Functional validation of muscle growth regulator in vivo. (A) Bisulphite sequencing of the binding region of MGR in C2C12 cells. (B) RNA interference with three independent esiRNAs shows threefold Igf2 upregulation in proliferating, subconfluent C2C12 cells. (C,D) Growth curves of C2C12-LAP and wild-type cell lines show an at least twofold increase in doubling times for the MGR-LAP cell line.
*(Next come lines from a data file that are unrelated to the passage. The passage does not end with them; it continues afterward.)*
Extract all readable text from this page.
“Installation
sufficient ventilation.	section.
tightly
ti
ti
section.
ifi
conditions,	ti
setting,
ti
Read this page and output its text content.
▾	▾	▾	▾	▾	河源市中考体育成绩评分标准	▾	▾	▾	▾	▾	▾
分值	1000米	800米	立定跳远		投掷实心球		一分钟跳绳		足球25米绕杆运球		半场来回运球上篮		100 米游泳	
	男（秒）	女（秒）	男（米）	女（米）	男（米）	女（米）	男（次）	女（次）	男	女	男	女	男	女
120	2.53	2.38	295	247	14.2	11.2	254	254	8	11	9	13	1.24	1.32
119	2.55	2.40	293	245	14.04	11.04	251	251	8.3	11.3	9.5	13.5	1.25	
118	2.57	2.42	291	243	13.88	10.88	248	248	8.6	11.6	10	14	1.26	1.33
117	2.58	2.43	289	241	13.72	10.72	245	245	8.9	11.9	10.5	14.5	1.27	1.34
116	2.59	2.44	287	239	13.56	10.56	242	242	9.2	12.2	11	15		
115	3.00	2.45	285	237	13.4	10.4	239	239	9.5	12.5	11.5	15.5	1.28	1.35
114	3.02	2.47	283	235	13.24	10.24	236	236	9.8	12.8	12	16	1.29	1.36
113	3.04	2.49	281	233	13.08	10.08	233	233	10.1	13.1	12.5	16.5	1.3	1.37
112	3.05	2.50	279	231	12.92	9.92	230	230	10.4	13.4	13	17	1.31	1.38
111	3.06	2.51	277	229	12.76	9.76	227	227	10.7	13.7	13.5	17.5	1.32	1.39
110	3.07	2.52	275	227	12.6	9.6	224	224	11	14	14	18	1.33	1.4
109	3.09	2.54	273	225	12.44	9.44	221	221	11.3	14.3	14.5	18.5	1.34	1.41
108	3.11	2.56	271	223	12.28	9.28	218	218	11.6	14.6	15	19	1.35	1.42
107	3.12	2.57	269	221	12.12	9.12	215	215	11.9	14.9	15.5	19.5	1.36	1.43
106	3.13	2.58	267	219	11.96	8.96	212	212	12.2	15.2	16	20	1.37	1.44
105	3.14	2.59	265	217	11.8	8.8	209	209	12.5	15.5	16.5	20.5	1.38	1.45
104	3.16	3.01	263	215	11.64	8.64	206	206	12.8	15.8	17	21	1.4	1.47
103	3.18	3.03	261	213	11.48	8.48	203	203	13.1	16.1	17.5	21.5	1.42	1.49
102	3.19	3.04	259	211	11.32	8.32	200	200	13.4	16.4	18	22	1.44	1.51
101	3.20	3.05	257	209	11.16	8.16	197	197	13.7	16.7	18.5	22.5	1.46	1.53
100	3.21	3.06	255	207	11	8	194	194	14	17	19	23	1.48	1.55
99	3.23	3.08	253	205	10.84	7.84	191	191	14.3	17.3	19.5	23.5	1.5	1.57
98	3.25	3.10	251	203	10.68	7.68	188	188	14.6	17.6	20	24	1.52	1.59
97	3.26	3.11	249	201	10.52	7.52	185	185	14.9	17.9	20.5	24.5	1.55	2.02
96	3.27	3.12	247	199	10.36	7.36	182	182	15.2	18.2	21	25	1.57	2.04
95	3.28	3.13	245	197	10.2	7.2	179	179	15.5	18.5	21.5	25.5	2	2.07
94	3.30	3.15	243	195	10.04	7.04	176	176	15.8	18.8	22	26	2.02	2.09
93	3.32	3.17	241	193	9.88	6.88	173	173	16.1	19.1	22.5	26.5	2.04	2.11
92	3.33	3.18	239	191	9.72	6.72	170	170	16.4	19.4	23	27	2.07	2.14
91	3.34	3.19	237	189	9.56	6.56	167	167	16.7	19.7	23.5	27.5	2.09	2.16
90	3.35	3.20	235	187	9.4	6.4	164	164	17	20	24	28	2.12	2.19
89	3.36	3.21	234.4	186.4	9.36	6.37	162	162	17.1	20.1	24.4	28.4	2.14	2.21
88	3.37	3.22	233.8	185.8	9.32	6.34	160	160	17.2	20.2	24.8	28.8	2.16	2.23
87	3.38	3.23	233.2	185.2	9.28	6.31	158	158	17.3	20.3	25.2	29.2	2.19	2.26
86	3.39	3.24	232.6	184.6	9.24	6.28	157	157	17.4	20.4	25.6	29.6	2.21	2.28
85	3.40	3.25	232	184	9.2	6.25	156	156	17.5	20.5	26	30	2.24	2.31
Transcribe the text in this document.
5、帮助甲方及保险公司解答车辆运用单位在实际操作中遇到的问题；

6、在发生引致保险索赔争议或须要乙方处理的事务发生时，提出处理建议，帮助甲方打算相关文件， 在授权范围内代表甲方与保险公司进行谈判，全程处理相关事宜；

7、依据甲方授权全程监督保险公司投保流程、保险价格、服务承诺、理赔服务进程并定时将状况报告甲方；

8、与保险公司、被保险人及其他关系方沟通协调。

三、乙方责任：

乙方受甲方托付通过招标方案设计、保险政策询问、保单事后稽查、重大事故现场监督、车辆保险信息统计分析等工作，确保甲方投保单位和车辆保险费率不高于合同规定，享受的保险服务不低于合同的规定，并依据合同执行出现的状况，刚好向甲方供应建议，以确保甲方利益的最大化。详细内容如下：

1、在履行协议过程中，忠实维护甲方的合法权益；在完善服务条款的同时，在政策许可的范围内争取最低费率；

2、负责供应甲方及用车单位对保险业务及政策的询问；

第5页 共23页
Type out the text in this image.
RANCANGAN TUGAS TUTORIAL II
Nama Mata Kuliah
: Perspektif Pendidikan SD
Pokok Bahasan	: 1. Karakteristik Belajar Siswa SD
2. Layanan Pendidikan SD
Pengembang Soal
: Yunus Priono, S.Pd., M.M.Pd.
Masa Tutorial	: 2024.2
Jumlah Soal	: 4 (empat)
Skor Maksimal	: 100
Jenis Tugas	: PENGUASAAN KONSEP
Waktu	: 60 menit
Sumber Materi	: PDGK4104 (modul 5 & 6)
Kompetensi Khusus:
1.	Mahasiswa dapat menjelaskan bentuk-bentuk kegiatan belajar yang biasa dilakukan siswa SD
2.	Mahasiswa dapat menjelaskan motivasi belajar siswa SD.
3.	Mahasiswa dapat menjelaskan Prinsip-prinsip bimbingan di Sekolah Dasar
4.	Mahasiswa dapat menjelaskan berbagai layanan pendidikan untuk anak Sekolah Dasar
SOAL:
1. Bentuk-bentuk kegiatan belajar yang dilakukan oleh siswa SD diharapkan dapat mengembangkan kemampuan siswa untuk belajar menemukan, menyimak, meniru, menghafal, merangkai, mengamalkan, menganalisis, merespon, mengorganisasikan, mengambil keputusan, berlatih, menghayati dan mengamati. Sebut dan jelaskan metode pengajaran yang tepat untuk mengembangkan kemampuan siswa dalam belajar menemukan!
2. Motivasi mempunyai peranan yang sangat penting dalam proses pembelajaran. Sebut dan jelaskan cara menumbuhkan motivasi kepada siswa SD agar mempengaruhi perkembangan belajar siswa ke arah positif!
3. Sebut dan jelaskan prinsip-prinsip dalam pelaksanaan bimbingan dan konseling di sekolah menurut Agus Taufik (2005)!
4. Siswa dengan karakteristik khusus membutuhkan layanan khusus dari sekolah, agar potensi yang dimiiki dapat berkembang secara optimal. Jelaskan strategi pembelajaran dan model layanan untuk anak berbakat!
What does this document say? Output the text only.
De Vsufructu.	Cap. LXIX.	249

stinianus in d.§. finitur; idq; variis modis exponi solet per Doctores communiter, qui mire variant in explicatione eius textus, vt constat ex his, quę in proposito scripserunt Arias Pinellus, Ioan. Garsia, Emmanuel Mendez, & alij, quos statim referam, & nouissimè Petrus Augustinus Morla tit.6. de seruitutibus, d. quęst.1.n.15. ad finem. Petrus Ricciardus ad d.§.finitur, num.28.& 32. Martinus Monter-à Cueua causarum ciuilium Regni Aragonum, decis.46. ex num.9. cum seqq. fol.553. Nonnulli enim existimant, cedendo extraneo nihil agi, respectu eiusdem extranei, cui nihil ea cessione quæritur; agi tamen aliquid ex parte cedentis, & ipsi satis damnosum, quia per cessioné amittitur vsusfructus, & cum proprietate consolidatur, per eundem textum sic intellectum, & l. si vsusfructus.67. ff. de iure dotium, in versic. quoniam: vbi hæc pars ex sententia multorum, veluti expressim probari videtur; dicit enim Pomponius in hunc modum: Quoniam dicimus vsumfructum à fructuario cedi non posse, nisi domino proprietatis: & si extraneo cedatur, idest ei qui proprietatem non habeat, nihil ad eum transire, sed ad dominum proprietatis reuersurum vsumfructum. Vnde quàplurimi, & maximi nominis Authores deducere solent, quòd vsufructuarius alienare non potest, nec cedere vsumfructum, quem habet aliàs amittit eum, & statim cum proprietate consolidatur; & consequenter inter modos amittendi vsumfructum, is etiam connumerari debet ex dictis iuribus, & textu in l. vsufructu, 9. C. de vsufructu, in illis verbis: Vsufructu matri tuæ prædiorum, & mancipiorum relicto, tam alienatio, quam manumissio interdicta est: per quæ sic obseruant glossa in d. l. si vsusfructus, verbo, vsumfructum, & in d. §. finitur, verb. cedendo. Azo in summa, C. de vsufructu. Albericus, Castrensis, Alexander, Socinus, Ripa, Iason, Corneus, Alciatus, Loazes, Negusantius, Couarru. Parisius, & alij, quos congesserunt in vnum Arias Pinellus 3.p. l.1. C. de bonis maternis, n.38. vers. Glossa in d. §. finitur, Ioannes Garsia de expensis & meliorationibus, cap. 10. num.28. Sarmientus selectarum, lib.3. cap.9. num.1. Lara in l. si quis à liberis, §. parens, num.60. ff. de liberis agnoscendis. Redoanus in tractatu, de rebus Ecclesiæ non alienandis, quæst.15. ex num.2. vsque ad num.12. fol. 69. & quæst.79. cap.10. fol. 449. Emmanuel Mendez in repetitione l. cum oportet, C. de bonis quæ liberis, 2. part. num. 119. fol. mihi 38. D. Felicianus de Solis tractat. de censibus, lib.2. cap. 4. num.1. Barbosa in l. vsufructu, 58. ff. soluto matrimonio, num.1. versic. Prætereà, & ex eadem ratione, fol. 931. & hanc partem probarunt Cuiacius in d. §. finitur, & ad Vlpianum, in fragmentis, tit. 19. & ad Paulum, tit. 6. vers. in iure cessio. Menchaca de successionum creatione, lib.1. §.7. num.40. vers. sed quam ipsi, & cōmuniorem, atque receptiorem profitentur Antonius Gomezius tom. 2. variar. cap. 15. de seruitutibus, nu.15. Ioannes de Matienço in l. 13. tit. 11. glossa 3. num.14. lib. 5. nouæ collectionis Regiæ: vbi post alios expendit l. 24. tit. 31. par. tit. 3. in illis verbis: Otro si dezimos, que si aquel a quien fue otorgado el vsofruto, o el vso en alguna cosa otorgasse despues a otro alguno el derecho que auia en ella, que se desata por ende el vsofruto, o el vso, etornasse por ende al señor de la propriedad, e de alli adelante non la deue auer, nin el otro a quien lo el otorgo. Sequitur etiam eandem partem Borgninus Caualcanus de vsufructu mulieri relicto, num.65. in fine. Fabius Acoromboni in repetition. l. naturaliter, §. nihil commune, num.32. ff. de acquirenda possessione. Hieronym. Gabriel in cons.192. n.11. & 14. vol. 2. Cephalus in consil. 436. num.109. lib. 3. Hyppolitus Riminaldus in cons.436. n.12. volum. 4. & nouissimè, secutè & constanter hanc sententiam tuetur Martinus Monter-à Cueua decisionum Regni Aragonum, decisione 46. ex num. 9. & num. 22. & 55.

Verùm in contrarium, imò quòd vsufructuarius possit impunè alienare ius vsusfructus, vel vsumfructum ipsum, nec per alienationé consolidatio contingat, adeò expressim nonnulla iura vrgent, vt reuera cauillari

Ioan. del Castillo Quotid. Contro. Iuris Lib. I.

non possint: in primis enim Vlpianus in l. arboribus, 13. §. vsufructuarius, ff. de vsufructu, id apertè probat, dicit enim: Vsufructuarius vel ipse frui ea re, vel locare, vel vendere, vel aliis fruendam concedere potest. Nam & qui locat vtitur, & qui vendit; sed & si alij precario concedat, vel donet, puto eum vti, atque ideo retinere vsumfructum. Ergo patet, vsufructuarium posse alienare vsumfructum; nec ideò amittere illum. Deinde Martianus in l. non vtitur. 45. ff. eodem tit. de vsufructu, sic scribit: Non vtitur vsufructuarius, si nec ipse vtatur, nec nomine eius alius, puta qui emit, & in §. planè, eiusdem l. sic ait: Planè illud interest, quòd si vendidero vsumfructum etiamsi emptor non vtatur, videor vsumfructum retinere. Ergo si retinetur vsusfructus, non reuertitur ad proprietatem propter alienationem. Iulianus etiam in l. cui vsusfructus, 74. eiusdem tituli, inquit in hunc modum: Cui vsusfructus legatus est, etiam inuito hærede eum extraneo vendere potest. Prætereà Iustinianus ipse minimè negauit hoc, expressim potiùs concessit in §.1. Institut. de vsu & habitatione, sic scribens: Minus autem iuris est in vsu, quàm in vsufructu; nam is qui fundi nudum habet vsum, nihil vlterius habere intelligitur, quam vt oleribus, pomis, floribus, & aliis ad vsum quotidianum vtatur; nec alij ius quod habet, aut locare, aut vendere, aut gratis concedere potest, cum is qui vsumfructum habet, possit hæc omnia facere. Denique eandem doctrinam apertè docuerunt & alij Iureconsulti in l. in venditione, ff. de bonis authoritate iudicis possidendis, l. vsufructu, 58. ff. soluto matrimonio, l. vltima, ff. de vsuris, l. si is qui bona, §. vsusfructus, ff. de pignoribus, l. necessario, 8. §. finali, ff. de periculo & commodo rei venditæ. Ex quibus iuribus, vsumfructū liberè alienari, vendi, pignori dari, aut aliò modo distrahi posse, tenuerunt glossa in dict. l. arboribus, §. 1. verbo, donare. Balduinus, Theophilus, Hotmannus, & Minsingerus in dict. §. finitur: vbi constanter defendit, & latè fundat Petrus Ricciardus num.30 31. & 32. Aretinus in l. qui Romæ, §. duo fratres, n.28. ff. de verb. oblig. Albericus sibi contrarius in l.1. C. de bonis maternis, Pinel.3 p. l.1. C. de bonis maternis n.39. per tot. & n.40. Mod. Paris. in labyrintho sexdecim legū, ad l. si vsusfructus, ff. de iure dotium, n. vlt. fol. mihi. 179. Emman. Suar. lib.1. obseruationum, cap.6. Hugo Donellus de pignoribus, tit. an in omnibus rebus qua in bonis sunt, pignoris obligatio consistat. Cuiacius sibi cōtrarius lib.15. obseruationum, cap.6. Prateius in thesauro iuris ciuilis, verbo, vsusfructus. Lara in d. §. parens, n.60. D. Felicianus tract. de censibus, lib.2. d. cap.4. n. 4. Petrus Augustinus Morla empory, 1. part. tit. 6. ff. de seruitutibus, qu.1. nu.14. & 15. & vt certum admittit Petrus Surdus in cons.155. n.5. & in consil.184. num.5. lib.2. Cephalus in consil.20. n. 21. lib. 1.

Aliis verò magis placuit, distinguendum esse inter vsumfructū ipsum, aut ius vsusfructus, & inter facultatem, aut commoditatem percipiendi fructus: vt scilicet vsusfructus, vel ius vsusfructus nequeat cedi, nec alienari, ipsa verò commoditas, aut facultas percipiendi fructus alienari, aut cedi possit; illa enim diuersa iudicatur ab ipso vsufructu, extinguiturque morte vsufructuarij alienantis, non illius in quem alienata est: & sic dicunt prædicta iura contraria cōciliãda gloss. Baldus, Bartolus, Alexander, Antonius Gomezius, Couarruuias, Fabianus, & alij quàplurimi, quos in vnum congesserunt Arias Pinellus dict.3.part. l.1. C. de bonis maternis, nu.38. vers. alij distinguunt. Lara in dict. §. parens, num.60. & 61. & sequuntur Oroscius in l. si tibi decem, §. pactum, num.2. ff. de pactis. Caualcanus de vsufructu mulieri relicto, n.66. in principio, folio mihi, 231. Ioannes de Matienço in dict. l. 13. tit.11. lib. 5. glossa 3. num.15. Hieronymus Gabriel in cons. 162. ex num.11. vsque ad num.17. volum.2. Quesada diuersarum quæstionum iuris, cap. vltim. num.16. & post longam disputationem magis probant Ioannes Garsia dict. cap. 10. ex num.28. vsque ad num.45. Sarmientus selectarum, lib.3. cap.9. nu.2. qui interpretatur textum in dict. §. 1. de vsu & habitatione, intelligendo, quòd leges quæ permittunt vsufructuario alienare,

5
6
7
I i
An embryonic stem cell line containing the identical BAC construct has no significant growth differences compared with the wild type. (E) Immunoblot of C2C12-LAP and mES-LAP shows expression of an amino-terminal truncated version of MGR-LAP (indicated by the asterisk) missing the nuclear localization signal and the DNA-binding domain. (F) ChIP shows tenfold (GFP-nanotrap) and sixfold (antibody) higher recovery in C2C12-LAP in comparison with that in wild-type cells (after normalization on TBP/GAPDH). BAC, bacterial artificial chromosome; ChIP, chromatin immunoprecipitation; ES cells, embryonic stem cells; esiRNA, endoribonuclease-prepared small interfering RNA; GAPDH, glyceraldehyde 3-phosphate dehydrogenase; GFP, green fluorescent protein; MGR, muscle growth regulator; TBP, TATA box binding protein; WB, western blot; wt, wild type.